I’m not local, so I’m struggling to understand it too. Cumberland has its own town council and various boards and commissions that handle everything from parks to zoning to sanitation. On some planning-related matters, the town government must defer to the Indianapolis city-county government to a greater extent than most Indiana towns defer to their county governments – as long as it pertains to the part of town within Marion County. Otherwise, Cumberland is legally like any other Indiana town. As far as I know, all the other included towns have the same relationship to Indianapolis.

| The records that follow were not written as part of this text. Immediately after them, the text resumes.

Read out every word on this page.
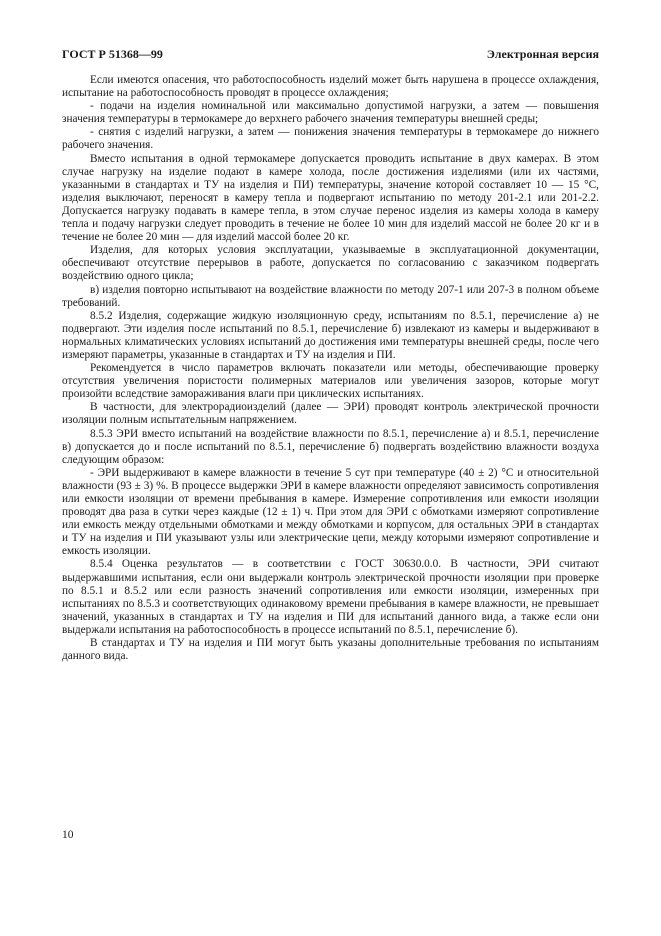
ГОСТ Р 51368—99	Электронная версия

Если имеются опасения, что работоспособность изделий может быть нарушена в процессе охлаждения, испытание на работоспособность проводят в процессе охлаждения;

- подачи на изделия номинальной или максимально допустимой нагрузки, а затем — повышения значения температуры в термокамере до верхнего рабочего значения температуры внешней среды;

- снятия с изделий нагрузки, а затем — понижения значения температуры в термокамере до нижнего рабочего значения.

Вместо испытания в одной термокамере допускается проводить испытание в двух камерах. В этом случае нагрузку на изделие подают в камере холода, после достижения изделиями (или их частями, указанными в стандартах и ТУ на изделия и ПИ) температуры, значение которой составляет 10 — 15 °С, изделия выключают, переносят в камеру тепла и подвергают испытанию по методу 201-2.1 или 201-2.2. Допускается нагрузку подавать в камере тепла, в этом случае перенос изделия из камеры холода в камеру тепла и подачу нагрузки следует проводить в течение не более 10 мин для изделий массой не более 20 кг и в течение не более 20 мин — для изделий массой более 20 кг.

Изделия, для которых условия эксплуатации, указываемые в эксплуатационной документации, обеспечивают отсутствие перерывов в работе, допускается по согласованию с заказчиком подвергать воздействию одного цикла;

в) изделия повторно испытывают на воздействие влажности по методу 207-1 или 207-3 в полном объеме требований.

8.5.2 Изделия, содержащие жидкую изоляционную среду, испытаниям по 8.5.1, перечисление а) не подвергают. Эти изделия после испытаний по 8.5.1, перечисление б) извлекают из камеры и выдерживают в нормальных климатических условиях испытаний до достижения ими температуры внешней среды, после чего измеряют параметры, указанные в стандартах и ТУ на изделия и ПИ.

Рекомендуется в число параметров включать показатели или методы, обеспечивающие проверку отсутствия увеличения пористости полимерных материалов или увеличения зазоров, которые могут произойти вследствие замораживания влаги при циклических испытаниях.

В частности, для электрорадиоизделий (далее — ЭРИ) проводят контроль электрической прочности изоляции полным испытательным напряжением.

8.5.3 ЭРИ вместо испытаний на воздействие влажности по 8.5.1, перечисление а) и 8.5.1, перечисление в) допускается до и после испытаний по 8.5.1, перечисление б) подвергать воздействию влажности воздуха следующим образом:

- ЭРИ выдерживают в камере влажности в течение 5 сут при температуре (40 ± 2) °С и относительной влажности (93 ± 3) %. В процессе выдержки ЭРИ в камере влажности определяют зависимость сопротивления или емкости изоляции от времени пребывания в камере. Измерение сопротивления или емкости изоляции проводят два раза в сутки через каждые (12 ± 1) ч. При этом для ЭРИ с обмотками измеряют сопротивление или емкость между отдельными обмотками и между обмотками и корпусом, для остальных ЭРИ в стандартах и ТУ на изделия и ПИ указывают узлы или электрические цепи, между которыми измеряют сопротивление и емкость изоляции.

8.5.4 Оценка результатов — в соответствии с ГОСТ 30630.0.0. В частности, ЭРИ считают выдержавшими испытания, если они выдержали контроль электрической прочности изоляции при проверке по 8.5.1 и 8.5.2 или если разность значений сопротивления или емкости изоляции, измеренных при испытаниях по 8.5.3 и соответствующих одинаковому времени пребывания в камере влажности, не превышает значений, указанных в стандартах и ТУ на изделия и ПИ для испытаний данного вида, а также если они выдержали испытания на работоспособность в процессе испытаний по 8.5.1, перечисление б).

В стандартах и ТУ на изделия и ПИ могут быть указаны дополнительные требования по испытаниям данного вида.

10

If I visit that part of town, am I inside or outside of Indianapolis? Naïvely, I would consider the “Indianapolis Welcomes You” sign several blocks down U.S. 40 and think I’m still outside Indianapolis. In Indiana, all streets within municipal boundaries are maintained by the municipality – Cumberland in this case – so naturally Indianapolis only puts up its sign once you get onto a city-maintained street. Anyways, city limit signs are only so helpful in this part of Indiana. Indianapolis seems to have prioritized signposting its borders with Carmel to the north and Greenwood to the south, while the only Cumberland welcome sign is well inside Hancock County, bolted onto one of the county’s many school district limit signs. (Yes Virginia, school districts are verifiable on the ground too.)
IndyGIS, the GIS department for Indianapolis and Marion County, has a My Neighborhood application that provides basic community information about the entire county, including the excluded towns. The tool reports that an address outside of Cumberland, such as 1000 CUMBERLAND RD
, lies within Indianapolis, as expected:
If you enter an address just up the street in Cumberland, such as 100 N MUESSING ST
, it reports just Cumberland as the city or town instead:
Similarly, IndyGIS’s “Cities and Towns” layer corresponds to the Census Bureau’s “Indianapolis balance”, excluding the excluded towns as well as the included towns. This layer seems definitive, but is it reliable for our purposes?
The distinction between included and excluded towns seems like a meaningful one, but if Cumberland and the other included towns are actually independent of Indianapolis from a territorial standpoint, regardless of the governments’ obligations to each other, then I’d favor excluding Cumberland and the other included towns from Indianapolis, aligning Indianapolis with the Census Bureau’s “Indianapolis balance”. This would save us the trouble of fudging the admin_level=*
tags and the boundary ways. Hopefully I’m not missing the forest for the trees as a non-local.